Reply To: Federal judge in Indiana holds mandatory “sex offender” classes unconstitutional


There is none so blind as he who will not see. Robert E. Freeman-Longo, the author of that infamous article in “Psychology Today” which started the “frightening and high” LIE the U.S. Supreme Court has held on to since McCune v. Lyle is not going anywhere anytime soon. This man, as well as Barbara Schwarz, the psychologist who wrote the 1980 D.O.J. manual who cited Freeman-Longo’s article have since said their works were pulled out of thin air with no legitimate research to back them. When you write a manual with only 6 references to go on, one of which is the dictionary and the other is an outright lie told by a man with a financial interest in peddling his sex offender treatment program; an article for which there was NO peer review or any other standard of scientific verification and the highest court in the nation runs with it and returns to it time after time, I start thinking that when it comes to us, the truth does not matter.

The Supreme Court defies logic. They made two wonderful rulings recently:
(1) Packingham v. North Carolina (even though that “frightening and high” lie polluted the courts ruling…)
(2) Refusing to hear Michigan’s appeal of the 6th Circuit ruling which declared retroactive application of the registry and its restrictions as punitive and a violation of ex post facto.

Then comes the request for SCOTUS to review the decision overturning a lower federal court who ruled Minnesota’s civil commitment program unconstitutional.
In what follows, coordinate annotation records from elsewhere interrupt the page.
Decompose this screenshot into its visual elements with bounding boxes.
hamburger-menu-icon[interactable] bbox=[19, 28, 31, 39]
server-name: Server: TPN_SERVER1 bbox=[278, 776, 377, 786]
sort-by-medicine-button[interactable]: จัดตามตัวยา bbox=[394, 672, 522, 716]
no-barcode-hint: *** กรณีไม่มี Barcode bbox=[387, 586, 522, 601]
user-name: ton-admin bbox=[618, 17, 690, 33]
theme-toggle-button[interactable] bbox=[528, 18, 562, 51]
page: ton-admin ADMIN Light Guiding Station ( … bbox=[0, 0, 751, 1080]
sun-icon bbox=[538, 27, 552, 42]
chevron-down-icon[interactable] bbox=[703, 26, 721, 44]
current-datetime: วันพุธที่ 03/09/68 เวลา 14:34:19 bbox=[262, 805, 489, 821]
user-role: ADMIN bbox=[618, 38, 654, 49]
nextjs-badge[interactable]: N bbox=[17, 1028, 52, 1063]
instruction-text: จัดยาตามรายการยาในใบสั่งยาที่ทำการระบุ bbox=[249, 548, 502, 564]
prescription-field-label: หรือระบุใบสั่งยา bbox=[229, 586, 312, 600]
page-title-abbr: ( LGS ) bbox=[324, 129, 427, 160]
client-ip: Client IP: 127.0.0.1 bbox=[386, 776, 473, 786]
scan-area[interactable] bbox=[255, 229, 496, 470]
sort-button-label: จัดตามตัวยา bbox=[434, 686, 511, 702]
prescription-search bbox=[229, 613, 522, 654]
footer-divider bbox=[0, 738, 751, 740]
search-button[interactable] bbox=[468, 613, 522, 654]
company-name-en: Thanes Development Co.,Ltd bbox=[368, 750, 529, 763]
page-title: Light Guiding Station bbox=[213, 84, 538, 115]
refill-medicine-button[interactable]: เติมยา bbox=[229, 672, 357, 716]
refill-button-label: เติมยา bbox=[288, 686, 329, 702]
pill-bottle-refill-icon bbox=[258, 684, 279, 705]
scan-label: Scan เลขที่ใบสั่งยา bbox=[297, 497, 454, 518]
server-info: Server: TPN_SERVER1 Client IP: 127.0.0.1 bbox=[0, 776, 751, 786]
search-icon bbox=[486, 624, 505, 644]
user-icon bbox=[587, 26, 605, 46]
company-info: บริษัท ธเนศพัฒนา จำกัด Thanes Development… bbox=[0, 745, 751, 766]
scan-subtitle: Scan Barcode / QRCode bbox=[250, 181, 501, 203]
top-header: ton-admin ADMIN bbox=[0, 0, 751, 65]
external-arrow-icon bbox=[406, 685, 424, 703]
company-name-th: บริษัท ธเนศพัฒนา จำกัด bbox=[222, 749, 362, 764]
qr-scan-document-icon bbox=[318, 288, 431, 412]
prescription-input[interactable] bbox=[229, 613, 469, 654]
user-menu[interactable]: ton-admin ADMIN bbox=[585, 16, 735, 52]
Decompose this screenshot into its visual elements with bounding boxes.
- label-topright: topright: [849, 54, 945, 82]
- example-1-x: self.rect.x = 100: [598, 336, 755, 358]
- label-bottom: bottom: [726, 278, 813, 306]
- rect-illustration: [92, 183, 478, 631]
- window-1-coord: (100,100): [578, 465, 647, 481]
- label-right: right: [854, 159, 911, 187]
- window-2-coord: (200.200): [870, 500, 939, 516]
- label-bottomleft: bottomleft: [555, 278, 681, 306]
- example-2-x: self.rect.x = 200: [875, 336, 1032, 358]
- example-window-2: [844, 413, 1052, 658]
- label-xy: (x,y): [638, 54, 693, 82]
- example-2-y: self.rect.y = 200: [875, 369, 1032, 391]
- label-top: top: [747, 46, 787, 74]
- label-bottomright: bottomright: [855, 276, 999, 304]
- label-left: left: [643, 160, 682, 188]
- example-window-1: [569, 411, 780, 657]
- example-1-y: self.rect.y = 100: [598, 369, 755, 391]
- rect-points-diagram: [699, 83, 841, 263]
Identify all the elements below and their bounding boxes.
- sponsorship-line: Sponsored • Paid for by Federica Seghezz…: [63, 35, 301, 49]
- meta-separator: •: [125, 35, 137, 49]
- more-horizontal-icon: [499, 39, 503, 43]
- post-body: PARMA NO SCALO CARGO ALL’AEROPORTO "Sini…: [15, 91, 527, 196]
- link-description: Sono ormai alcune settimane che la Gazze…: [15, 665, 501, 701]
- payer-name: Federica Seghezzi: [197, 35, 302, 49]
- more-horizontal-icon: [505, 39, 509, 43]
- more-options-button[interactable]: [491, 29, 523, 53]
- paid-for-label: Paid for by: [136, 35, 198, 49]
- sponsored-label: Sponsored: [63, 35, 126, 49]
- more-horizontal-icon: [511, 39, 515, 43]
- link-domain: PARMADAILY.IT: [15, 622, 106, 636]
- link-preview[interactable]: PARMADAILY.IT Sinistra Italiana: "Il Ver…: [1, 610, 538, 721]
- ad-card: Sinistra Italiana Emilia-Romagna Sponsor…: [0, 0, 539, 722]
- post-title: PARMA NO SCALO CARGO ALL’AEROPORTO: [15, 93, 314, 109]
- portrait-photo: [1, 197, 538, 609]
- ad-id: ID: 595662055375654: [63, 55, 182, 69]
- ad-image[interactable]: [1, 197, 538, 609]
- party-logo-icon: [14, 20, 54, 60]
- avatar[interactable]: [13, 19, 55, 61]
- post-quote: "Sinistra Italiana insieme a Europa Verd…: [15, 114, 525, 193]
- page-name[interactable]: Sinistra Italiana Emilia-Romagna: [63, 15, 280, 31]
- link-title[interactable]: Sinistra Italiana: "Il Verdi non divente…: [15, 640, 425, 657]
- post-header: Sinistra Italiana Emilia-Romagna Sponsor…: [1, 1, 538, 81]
The court declines to hear that case and in view of the 2 previous rulings I cited above it just does not make any legitimate legal sense. This makes me think that when it comes to major cases like depriving someone indefinitely of liberty based on the frightening and high myth that has been soundly disproven time and time again, it makes me think the justices vacillate between being serious justices and judges of law and outright judicial activists and politicians who pander to the states. It’s as if they sat back and said, “We’ll be going against this court’s own past rulings if we grant review. The people in those states who have had civil commitment for so long will be ready to revolt if we rule against these programs and we’ll force them to do something immensely politically and socially unpopular. We’ll also be in the cross-hairs of an irate public, so we’re not going to touch this issue with a 50-foot pole! If one’s very freedom is denied based solely on fear and moral outrage after they have served the prison sentence imposed by the court does not deserve the highest court’s strictest and unrelenting scrutiny, then nothing does.